Mr. Speaker, it is a pleasure to rise today to discuss the equalization bill. I join my colleagues on this side of the House in condemning the irresponsible panic the government uses to introduce legislation in this place. To compound that, about an hour ago we had the 46th time that time allocation or closure has been moved since the Liberals took power in 1993.
There is a list of comments that could be made by the members from that side in the way they handled time allocation when it was used against them in a couple of government situations before that. I will not get into that today.
This is not the first time this cabinet has waited until the last minute to bring in time sensitive financial bills with no consultation or material circulated so that all members of parliament and their constituents can get a good, hard look at what is being proposed.
In the case of Bill C-65 we have the even greater absurdity of having this dumped in our laps, so the government knew it would have to take a look at the equalization legislation formula every five years. We knew this was coming. It is nothing new.
The auditor general several times has reminded the government through his annual recommendations to reform the structure of equalization, but like so many other worthwhile things that he has had to say lately, it has been totally ignored.
The opposition and by extension all Canadians outside government circles were given three sitting days notice to consider $35 billion in spending that will extend well into the mandate of the next government. As the old saw goes, haste makes waste, and this government has made haste an art form.
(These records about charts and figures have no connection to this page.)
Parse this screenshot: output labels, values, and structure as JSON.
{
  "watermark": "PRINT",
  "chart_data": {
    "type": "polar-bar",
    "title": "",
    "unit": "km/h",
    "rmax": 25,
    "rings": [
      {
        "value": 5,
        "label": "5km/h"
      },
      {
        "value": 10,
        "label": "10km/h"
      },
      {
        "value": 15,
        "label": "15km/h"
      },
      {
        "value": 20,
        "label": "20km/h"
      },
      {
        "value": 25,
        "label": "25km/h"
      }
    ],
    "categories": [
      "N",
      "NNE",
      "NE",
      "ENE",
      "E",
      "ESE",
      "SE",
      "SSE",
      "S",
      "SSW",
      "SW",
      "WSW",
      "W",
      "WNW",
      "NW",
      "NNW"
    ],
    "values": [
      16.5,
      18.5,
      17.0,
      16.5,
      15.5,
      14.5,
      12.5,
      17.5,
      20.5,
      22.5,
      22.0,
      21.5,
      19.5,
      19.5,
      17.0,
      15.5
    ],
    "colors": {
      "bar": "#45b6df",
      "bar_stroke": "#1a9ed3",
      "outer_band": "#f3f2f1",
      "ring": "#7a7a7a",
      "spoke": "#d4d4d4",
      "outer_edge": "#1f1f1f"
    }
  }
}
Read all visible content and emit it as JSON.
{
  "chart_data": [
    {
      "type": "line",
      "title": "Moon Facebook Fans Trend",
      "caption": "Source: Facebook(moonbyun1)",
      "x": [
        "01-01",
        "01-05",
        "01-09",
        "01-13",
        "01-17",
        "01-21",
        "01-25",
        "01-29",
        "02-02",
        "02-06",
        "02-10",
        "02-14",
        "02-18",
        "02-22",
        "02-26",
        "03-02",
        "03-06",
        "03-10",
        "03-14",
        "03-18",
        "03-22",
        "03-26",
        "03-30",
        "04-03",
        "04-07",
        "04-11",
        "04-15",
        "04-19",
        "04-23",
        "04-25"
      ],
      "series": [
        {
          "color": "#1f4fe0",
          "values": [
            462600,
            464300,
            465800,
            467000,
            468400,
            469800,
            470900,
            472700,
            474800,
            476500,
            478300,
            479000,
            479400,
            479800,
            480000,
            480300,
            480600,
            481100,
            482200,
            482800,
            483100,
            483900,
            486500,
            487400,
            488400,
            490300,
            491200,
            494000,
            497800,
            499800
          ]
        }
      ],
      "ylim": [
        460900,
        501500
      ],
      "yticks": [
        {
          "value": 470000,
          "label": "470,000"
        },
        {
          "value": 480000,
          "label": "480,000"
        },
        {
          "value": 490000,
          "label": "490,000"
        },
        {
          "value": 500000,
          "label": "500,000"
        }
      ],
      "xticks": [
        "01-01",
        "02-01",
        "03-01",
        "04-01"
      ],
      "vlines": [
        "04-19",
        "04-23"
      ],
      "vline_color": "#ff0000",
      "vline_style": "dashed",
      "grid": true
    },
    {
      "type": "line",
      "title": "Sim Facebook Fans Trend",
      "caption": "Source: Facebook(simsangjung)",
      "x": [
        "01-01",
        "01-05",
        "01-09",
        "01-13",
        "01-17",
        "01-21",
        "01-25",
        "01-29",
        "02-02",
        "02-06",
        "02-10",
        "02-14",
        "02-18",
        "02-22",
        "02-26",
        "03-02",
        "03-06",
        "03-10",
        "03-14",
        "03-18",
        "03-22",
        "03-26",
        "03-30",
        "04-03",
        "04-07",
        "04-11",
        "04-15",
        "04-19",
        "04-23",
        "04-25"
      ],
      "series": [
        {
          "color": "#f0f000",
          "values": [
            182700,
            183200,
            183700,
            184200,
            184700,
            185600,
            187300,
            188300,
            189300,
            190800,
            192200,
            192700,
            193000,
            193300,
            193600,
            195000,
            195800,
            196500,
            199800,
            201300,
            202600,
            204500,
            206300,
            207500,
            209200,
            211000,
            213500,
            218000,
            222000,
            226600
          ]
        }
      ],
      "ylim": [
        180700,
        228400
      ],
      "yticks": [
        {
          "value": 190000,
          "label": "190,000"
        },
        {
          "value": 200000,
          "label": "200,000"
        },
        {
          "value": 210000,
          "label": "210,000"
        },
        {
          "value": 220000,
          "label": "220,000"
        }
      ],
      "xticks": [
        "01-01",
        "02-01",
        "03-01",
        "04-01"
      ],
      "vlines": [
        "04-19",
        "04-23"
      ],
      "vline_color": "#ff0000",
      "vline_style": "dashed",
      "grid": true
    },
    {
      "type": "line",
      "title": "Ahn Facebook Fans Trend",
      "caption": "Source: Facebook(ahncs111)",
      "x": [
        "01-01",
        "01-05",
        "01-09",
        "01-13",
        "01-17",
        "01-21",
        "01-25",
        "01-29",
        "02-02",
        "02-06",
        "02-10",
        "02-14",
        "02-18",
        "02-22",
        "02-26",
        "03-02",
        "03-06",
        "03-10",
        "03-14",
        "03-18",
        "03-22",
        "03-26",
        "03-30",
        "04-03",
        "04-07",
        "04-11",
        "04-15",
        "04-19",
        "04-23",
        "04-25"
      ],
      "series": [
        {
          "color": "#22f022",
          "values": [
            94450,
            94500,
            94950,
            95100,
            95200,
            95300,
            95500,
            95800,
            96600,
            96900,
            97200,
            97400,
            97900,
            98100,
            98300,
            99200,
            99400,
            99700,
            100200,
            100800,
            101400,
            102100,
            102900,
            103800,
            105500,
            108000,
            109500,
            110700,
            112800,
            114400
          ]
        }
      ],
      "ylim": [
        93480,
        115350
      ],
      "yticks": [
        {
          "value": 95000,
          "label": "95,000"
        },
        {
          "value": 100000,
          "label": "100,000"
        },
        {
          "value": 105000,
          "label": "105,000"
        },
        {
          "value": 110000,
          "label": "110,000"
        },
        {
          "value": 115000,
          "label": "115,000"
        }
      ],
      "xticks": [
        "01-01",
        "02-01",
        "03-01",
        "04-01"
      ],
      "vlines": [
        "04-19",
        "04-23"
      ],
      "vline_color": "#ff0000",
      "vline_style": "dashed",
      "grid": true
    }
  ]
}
Bill C-65 introduces some new variables into an equation that is already so complex that even its authors have trouble understanding it. How else can we explain the fact that three years out of five the formula for figuring out the amounts to be doled out has to resort to exceptions and special definitions.
The formula, in other words, cannot even describe what the government has in mind for all this money it hands out. I equate this equalization system with the so-called simplicity of the new gun registry which one member opposite compared to the simplicity of the tax code. It never seems to occur to this government that there is something wrong with a tax code that runs to 1,600 pages and still requires thousands of legal opinions every year.
It does not seem to bother this government that it has spent $200 million on a gun registry with more waste on the way as it struggles to make it work. No one knows exactly what is supposed to be accomplished by it.
Equalization as practised by this government suffers from the same disease. It is complex, unaccountable, ineffective and unworkable. On top of built-in special terms and evasions this government has had to write up special deals with two so-called have not provinces so that, we presume, they can be even more equal than the other have nots.
It has occurred to me that if Nova Scotia and Newfoundland get special discounts on their oil revenues maybe my home province of Saskatchewan can make a deal on casino revenues which are now to be considered part of the province's fiscal status. In future will we see three levels of consideration for lottery revenues like we are looking at for oil in those other two provinces? Will there be special calculations for lottery tickets versus roulette wheel contributions?
Saskatchewan plans to take a major hit on gaming revenues as, right or wrong, it has built up quite a nest egg over the last couple of years from that source. We cannot be sure that gambling even represents net revenue in the broadest sense. When we take out the social ramifications and the costs to families and so on, is there anything there that we really want to take a look at taxing?
When the federal government counts the gross amount donated to one arm bandits, lottery retailers, will it subtract the social cost of gambling addictions and the resulting family break-ups? Will it take into account the fact that gambling money may simply be money taken from some other spending? Will it take into account, as the member for Surrey Central mentioned on Monday, the example of Windsor, Ontario? There is a great glittering casino there surrounded by boarded-up restaurants and shops, and Windsor is at least on the boarder with Detroit, a large population base to draw from. One could argue that we are fleecing Americans for their loose change, but that is not a likely outlet for rural Saskatchewan.
I am not trying to argue that provinces should be able to collect billions from their own jurisdiction and pick up handouts from Ontario, Alberta and B.C. as well. Quite the contrary. The fact that ten provinces and soon to be three territories exist as autonomous jurisdictions means that all these governments have different ways to fulfil the ambitions and desires of their local populations.
The equalization plan this government is still tinkering with, in fact making even more complex, does not even want to recognize this. The equalization wants to arbitrarily level the playing field by chopping down all the trees and filling in the ditches. It forgets there are reasons why some people need those forests.